En lieu et place, il y a une multitude de chapitres – plus d’une centaine – qui courent sur une vingtaine d’années et qui offrent un panorama choral sur ces vingt années qui vont changer – et peut-être sauver – l’humanité. On y croise des réfugiés, des gilets jaunes, des activistes et… des concepts.
L’intérêt premier de The Ministry for the Future, c’est de montrer que le changement climatique n’est pas un événement qui a une cause unique et, partant, qu’il n’a pas de solution unique non plus.
Kim Stanley Robinson imagine – ou, plus certainement, illustre – un grand nombre de pistes, qui vont de changements dans l’agriculture à la géo-ingénierie, en passant par Internet, la politique nationale. Il pointe également sur un certain nombre de conséquences à moyen et long terme assez terrifiantes.

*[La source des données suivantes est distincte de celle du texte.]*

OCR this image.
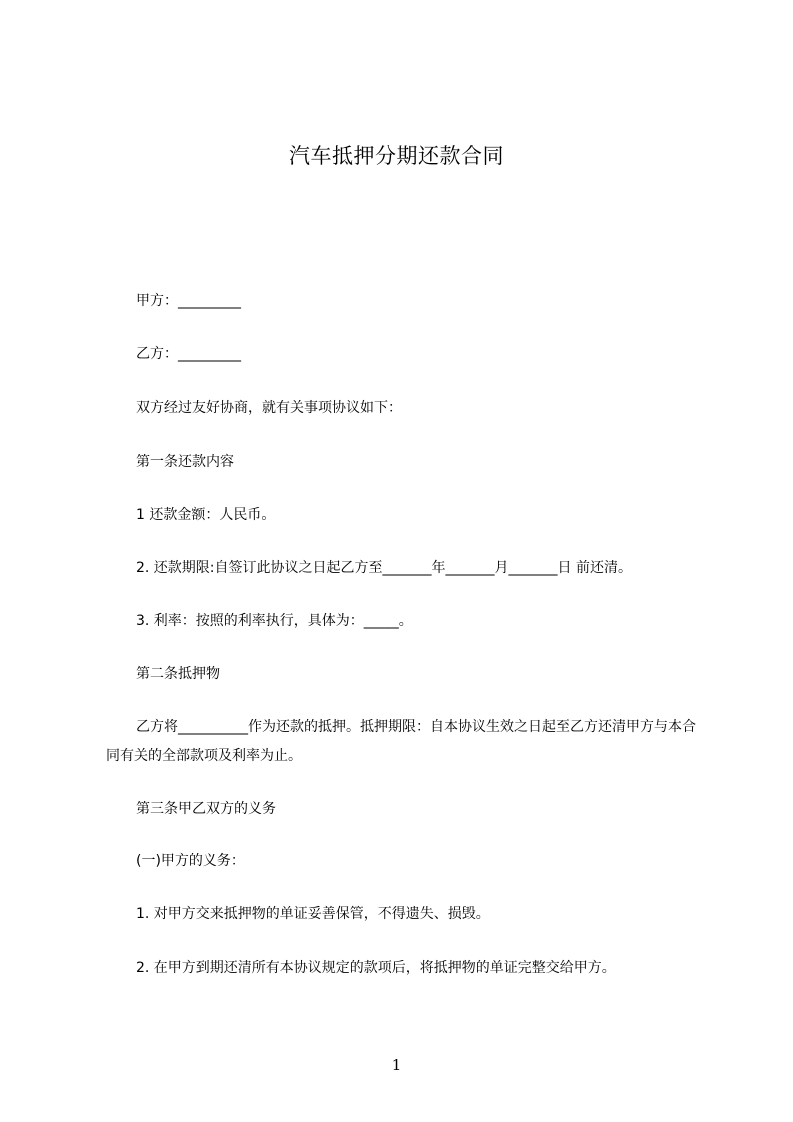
汽车抵押分期还款合同
甲方：_________
乙方：_________
双方经过友好协商，就有关事项协议如下：
第一条还款内容
1 还款金额：人民币。
2. 还款期限:自签订此协议之日起乙方至_______年_______月_______日 前还清。
3. 利率：按照的利率执行，具体为：_____。
第二条抵押物
乙方将__________作为还款的抵押。抵押期限：自本协议生效之日起至乙方还清甲方与本合同有关的全部款项及利率为止。
第三条甲乙双方的义务
(一)甲方的义务：
1. 对甲方交来抵押物的单证妥善保管，不得遗失、损毁。
2. 在甲方到期还清所有本协议规定的款项后，将抵押物的单证完整交给甲方。
1
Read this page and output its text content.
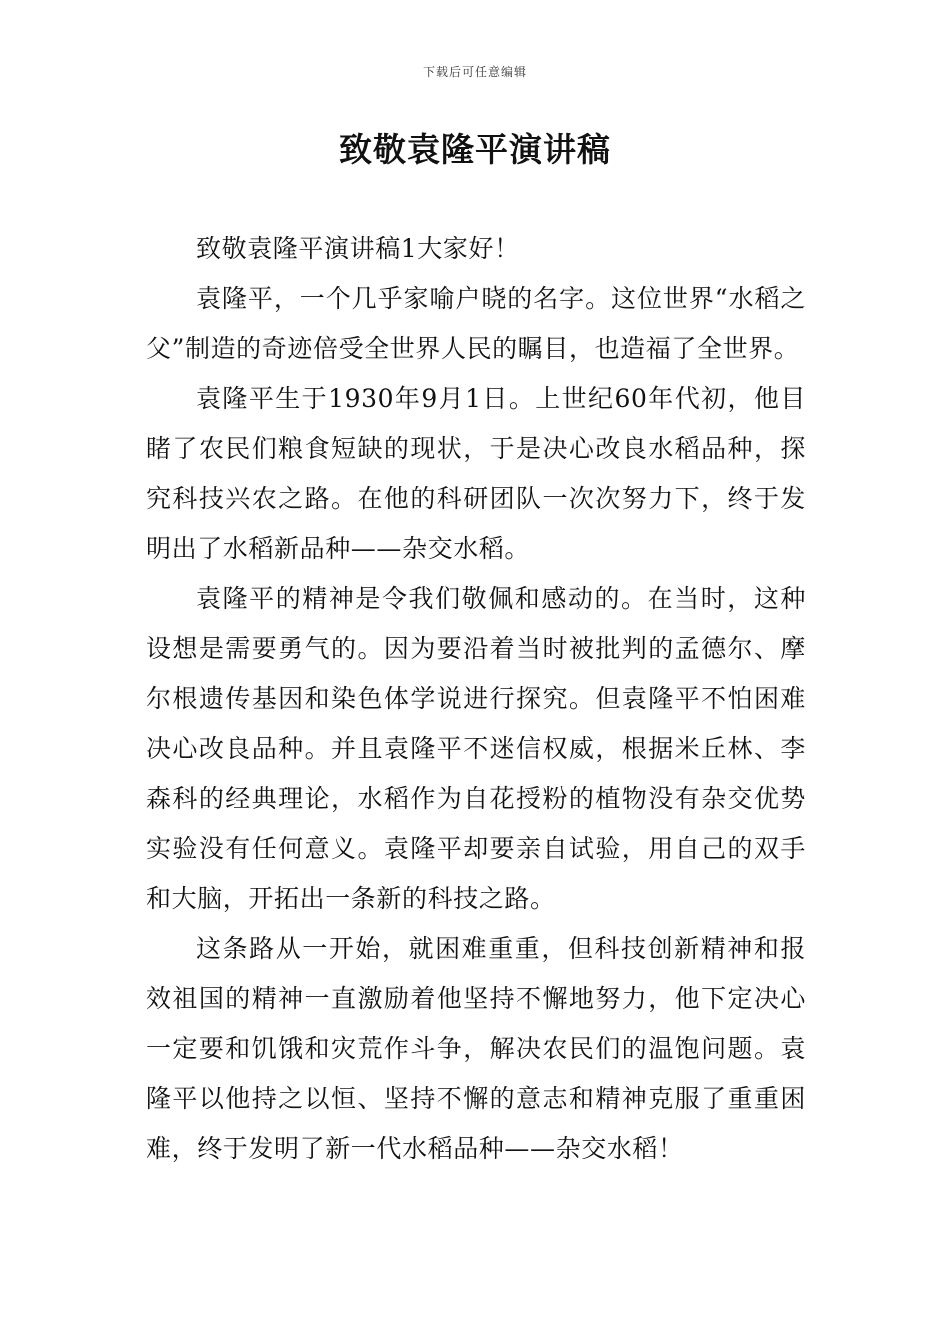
下载后可任意编辑
致敬袁隆平演讲稿

致敬袁隆平演讲稿1大家好！

袁隆平，一个几乎家喻户晓的名字。这位世界“水稻之父”制造的奇迹倍受全世界人民的瞩目，也造福了全世界。

袁隆平生于1930年9月1日。上世纪60年代初，他目睹了农民们粮食短缺的现状，于是决心改良水稻品种，探究科技兴农之路。在他的科研团队一次次努力下，终于发明出了水稻新品种——杂交水稻。

袁隆平的精神是令我们敬佩和感动的。在当时，这种设想是需要勇气的。因为要沿着当时被批判的孟德尔、摩尔根遗传基因和染色体学说进行探究。但袁隆平不怕困难决心改良品种。并且袁隆平不迷信权威，根据米丘林、李森科的经典理论，水稻作为自花授粉的植物没有杂交优势实验没有任何意义。袁隆平却要亲自试验，用自己的双手和大脑，开拓出一条新的科技之路。

这条路从一开始，就困难重重，但科技创新精神和报效祖国的精神一直激励着他坚持不懈地努力，他下定决心一定要和饥饿和灾荒作斗争，解决农民们的温饱问题。袁隆平以他持之以恒、坚持不懈的意志和精神克服了重重困难，终于发明了新一代水稻品种——杂交水稻！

Il montre aussi que si le changement peut venir de la « base », du peuple, il va quand même falloir que les élites (au sens large du terme) suivent avec un minimum de bonne volonté. En cela, il est pas mal différent de Doctorow – et peut-être plus réaliste, aussi.

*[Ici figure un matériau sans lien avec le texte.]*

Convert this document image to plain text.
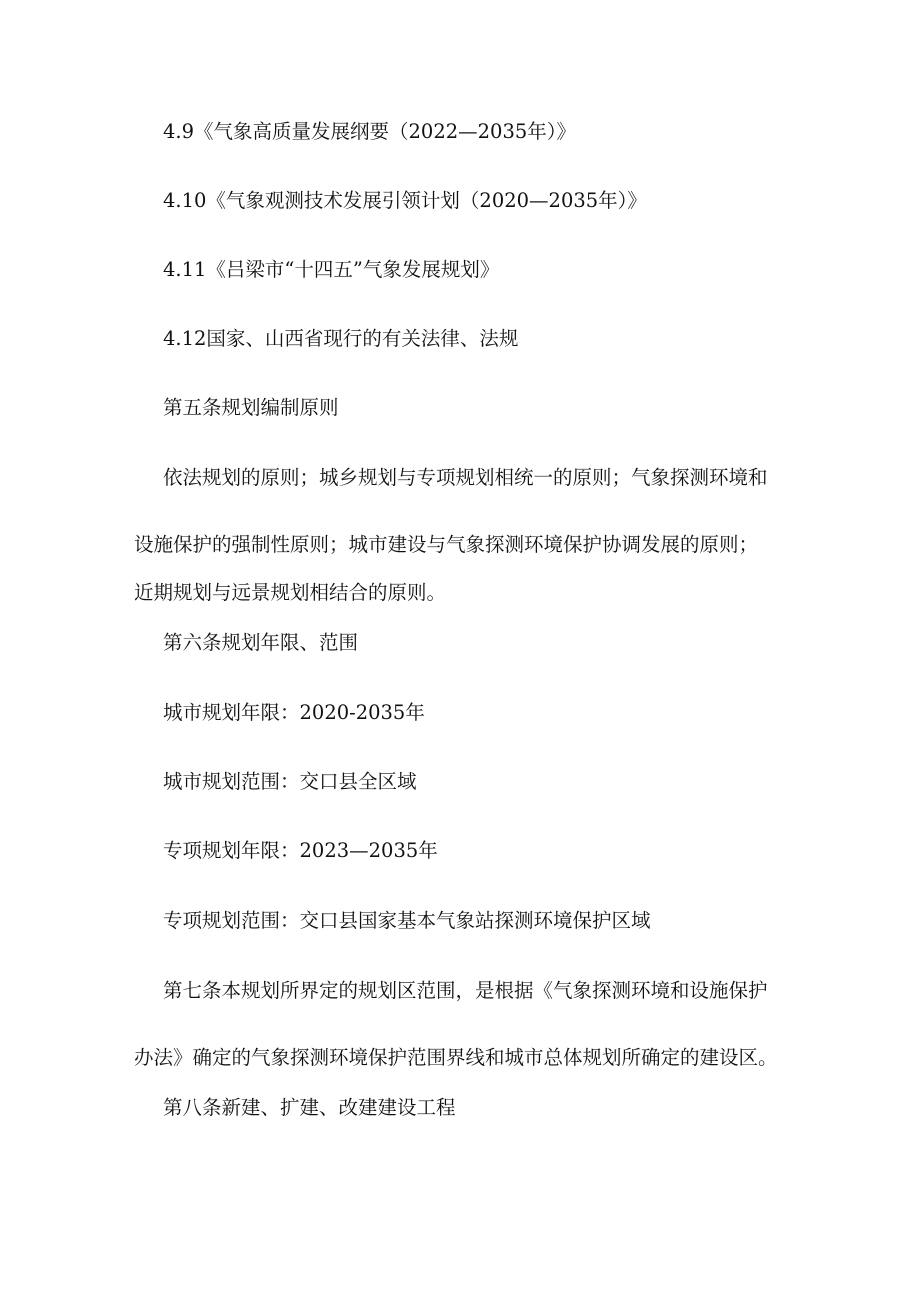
4.9《气象高质量发展纲要（2022—2035年）》

4.10《气象观测技术发展引领计划（2020—2035年）》

4.11《吕梁市“十四五”气象发展规划》

4.12国家、山西省现行的有关法律、法规

第五条规划编制原则

依法规划的原则；城乡规划与专项规划相统一的原则；气象探测环境和

设施保护的强制性原则；城市建设与气象探测环境保护协调发展的原则；

近期规划与远景规划相结合的原则。

第六条规划年限、范围

城市规划年限：2020-2035年

城市规划范围：交口县全区域

专项规划年限：2023—2035年

专项规划范围：交口县国家基本气象站探测环境保护区域

第七条本规划所界定的规划区范围，是根据《气象探测环境和设施保护

办法》确定的气象探测环境保护范围界线和城市总体规划所确定的建设区。

第八条新建、扩建、改建建设工程
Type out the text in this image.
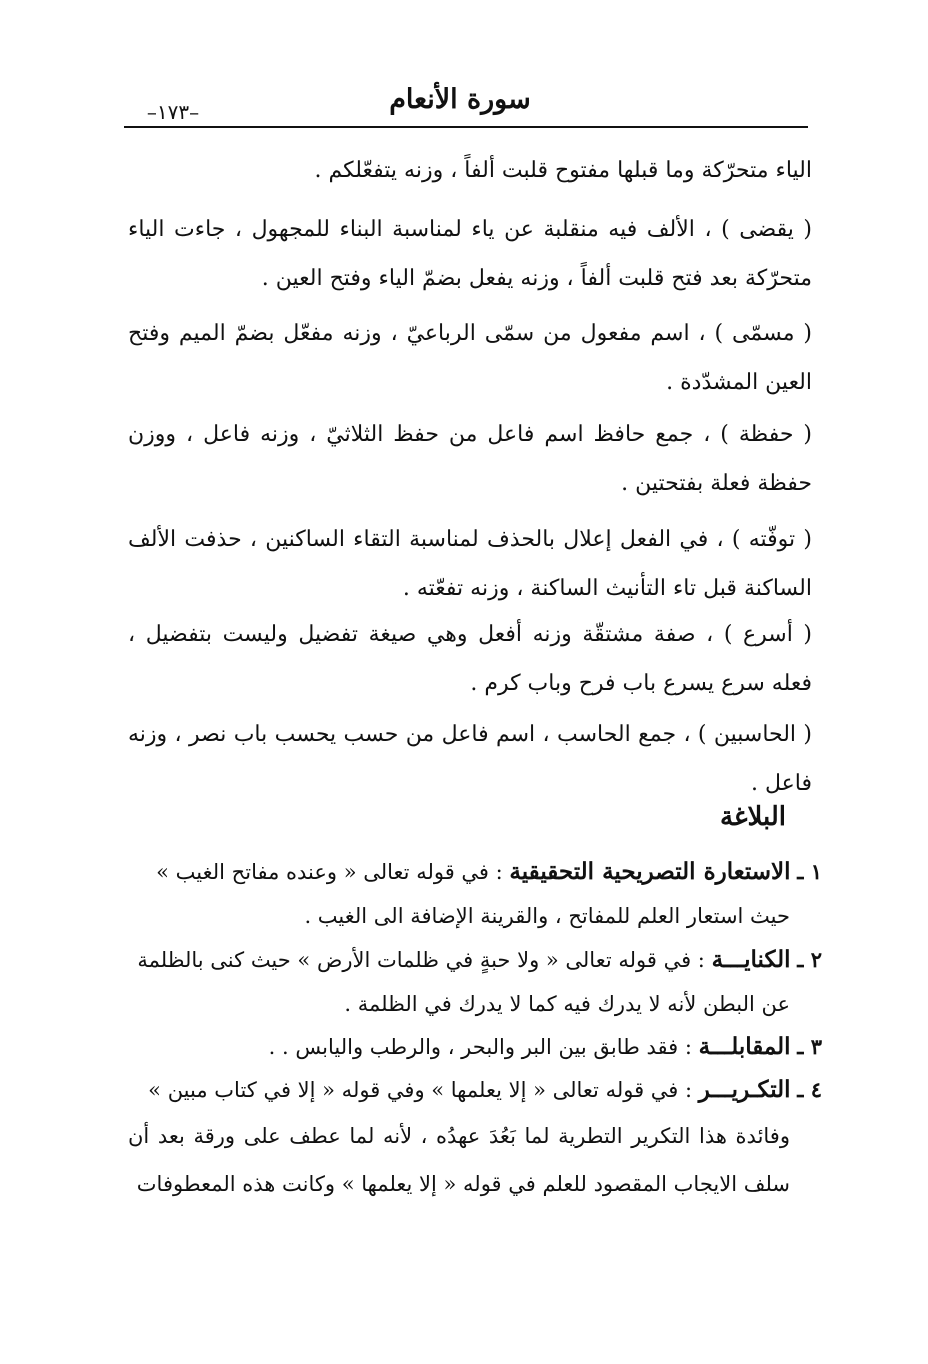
سورة الأنعام
–١٧٣–

الياء متحرّكة وما قبلها مفتوح قلبت ألفاً ، وزنه يتفعّلكم .

( يقضى ) ، الألف فيه منقلبة عن ياء لمناسبة البناء للمجهول ، جاءت الياء متحرّكة بعد فتح قلبت ألفاً ، وزنه يفعل بضمّ الياء وفتح العين .

( مسمّى ) ، اسم مفعول من سمّى الرباعيّ ، وزنه مفعّل بضمّ الميم وفتح العين المشدّدة .

( حفظة ) ، جمع حافظ اسم فاعل من حفظ الثلاثيّ ، وزنه فاعل ، ووزن حفظة فعلة بفتحتين .

( توفّته ) ، في الفعل إعلال بالحذف لمناسبة التقاء الساكنين ، حذفت الألف الساكنة قبل تاء التأنيث الساكنة ، وزنه تفعّته .

( أسرع ) ، صفة مشتقّة وزنه أفعل وهي صيغة تفضيل وليست بتفضيل ، فعله سرع يسرع باب فرح وباب كرم .

( الحاسبين ) ، جمع الحاسب ، اسم فاعل من حسب يحسب باب نصر ، وزنه فاعل .

البلاغة
١ ـ الاستعارة التصريحية التحقيقية : في قوله تعالى « وعنده مفاتح الغيب »
حيث استعار العلم للمفاتح ، والقرينة الإضافة الى الغيب .
٢ ـ الكنايـــة : في قوله تعالى « ولا حبةٍ في ظلمات الأرض » حيث كنى بالظلمة
عن البطن لأنه لا يدرك فيه كما لا يدرك في الظلمة .
٣ ـ المقابلـــة : فقد طابق بين البر والبحر ، والرطب واليابس . .
٤ ـ التكـريـــر : في قوله تعالى « إلا يعلمها » وفي قوله « إلا في كتاب مبين »
وفائدة هذا التكرير التطرية لما بَعُدَ عهدُه ، لأنه لما عطف على ورقة بعد أن سلف الايجاب المقصود للعلم في قوله « إلا يعلمها » وكانت هذه المعطوفات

Ce qui est amusant, quand on est Suisse, c’est de voir un bouquin qui est en grande partie centré sur la Suisse et, surtout, sur Zurich – siège du ministère en question. La plupart des éléments suisses montrent d’ailleurs que l’auteur, s’il n’a peut-être pas vécu là, a pas mal potassé le sujet. Je lui reprocherais peut-être une vision un peu idéaliste de la suissitude, mais rien de méchant.
The Ministry for the Future est un livre intéressant et hautement recommandable. Il prend le problème du changement climatique – et, partant, de la survie de l’humanité – à bras le corps et propose une vision qui se termine sur un espoir raisonnable.

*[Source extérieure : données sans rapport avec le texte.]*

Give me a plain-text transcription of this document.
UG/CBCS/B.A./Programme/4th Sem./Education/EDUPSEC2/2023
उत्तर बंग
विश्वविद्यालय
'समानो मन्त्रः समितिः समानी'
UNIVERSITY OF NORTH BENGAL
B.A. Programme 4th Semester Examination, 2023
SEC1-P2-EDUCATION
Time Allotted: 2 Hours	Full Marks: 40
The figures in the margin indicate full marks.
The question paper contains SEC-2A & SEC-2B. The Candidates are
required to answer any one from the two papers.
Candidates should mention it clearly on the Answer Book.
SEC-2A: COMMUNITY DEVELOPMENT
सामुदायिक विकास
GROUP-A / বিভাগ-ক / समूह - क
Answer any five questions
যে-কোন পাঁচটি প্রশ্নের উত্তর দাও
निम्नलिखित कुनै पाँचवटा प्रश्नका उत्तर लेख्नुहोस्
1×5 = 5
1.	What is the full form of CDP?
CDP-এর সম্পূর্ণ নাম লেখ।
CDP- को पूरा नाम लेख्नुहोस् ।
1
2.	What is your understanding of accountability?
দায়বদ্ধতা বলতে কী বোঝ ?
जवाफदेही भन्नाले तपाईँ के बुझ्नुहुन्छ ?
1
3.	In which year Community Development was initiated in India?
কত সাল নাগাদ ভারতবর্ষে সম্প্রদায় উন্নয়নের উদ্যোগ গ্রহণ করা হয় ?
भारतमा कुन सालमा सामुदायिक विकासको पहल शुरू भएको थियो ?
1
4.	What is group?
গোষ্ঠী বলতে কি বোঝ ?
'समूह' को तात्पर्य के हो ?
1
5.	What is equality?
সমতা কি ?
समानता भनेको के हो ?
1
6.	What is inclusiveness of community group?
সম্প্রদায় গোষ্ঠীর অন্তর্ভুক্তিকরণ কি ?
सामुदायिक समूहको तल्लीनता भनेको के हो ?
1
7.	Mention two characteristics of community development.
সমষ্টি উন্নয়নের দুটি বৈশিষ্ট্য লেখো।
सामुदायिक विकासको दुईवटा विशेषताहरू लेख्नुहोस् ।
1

Gromovar, qui l’avait chroniqué il y a quelques mois, parlait de « tract qui se fait passer pour un roman ». Je serais moins radical, mais il faut avouer qu’il y a de ça. Je le rejoins néanmoins en disant que Kim Stanley Robinson, avec ce The Ministry for the Future, inspire le respect.
Je crains, hélas, que ce ministère reste de la science-fiction.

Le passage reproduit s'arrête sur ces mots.